Having regard to the legal principles set out above, particularly the principles stated by Deputy President Roche in Cannon and Watkins, and having regard to the whole of the evidence, I am satisfied that the applicant was significantly distressed and experienced psychological symptoms by the harassment and bullying that she perceived to occur in the workplace and further that there is a causal chain between the perceived bullying and harassment and the psychological injury. Further, I am satisfied that the above evidence demonstrates a causal chain between the perceived bullying and harassment and the psychological condition and that causal connection is sufficient that the psychological injury is a primary psychological injury and is not a secondary psychological injury.
On that basis, I am satisfied that the applicant’s psychological injury is a primary psychological injury pursuant so s 65A of the 1987 Act that may give rise to a claim for lump sum compensation under s 66(1) of the 1987 Act.
SUMMARY
Accordingly, it is appropriate that I make the following orders:
(a) The applicant’s psychological injury is a “primary psychological injury” pursuant to s 65A of the 1987 Act that may give rise to a claim for lump sum compensation under s 66(1) of the 1987 Act.

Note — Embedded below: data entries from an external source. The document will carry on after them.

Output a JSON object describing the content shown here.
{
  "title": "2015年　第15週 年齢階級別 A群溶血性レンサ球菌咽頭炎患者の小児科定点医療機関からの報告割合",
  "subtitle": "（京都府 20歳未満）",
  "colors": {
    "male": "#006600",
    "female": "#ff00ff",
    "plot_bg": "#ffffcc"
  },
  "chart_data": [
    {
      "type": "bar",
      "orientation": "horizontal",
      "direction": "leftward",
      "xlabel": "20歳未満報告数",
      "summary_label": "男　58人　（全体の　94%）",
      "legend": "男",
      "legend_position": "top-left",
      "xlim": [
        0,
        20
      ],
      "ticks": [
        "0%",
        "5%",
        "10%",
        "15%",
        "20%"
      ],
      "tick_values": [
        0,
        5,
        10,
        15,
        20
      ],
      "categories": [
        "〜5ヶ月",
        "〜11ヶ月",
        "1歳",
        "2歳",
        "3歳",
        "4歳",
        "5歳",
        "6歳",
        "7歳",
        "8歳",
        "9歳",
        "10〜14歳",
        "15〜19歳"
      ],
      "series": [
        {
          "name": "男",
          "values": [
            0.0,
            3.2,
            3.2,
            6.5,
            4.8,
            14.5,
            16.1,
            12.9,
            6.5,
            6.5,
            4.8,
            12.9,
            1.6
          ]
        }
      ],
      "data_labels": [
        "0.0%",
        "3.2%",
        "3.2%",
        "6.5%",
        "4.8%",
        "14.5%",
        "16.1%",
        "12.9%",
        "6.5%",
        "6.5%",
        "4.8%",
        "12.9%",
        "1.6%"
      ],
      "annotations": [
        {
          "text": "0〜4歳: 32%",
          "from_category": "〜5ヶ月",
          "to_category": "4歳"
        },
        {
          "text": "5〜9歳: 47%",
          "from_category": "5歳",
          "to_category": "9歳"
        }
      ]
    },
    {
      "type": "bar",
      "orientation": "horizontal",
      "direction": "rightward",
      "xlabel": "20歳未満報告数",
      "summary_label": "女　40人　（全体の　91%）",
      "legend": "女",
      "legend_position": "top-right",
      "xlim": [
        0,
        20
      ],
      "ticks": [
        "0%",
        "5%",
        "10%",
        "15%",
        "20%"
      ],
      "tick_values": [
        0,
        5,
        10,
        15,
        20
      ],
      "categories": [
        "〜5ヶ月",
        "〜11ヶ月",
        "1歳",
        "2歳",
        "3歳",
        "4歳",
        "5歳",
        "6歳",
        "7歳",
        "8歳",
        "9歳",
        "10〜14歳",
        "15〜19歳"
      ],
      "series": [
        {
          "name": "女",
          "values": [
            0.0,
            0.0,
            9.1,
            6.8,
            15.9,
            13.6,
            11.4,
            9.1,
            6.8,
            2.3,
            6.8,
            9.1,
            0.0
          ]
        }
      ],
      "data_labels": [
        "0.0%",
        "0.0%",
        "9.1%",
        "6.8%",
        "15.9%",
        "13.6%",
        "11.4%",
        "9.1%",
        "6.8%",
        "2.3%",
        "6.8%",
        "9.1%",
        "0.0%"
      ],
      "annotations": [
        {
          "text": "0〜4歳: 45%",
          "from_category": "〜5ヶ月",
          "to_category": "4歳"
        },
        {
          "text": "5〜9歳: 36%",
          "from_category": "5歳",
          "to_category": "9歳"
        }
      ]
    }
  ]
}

(b) The lump sum claim is remitted to the President for referral to a Medical Assessor (MA) for assessment as follows:
Date of injury: 3 September 2008 (deemed)
Body parts: Psychological
Method: Whole Person Impairment
(c) The materials to be referred to the MA include:
(i)The ARD and all attachments;
(ii)Reply to ARD and all attachments with exception of the following:
a.Medical Report of Dr Devina Singh dated 21 December 2015;
b.Medical Report of Dr Devina Singh dated 20 January 2016, and
(iii)Application to Admit Late Documents and all attachments.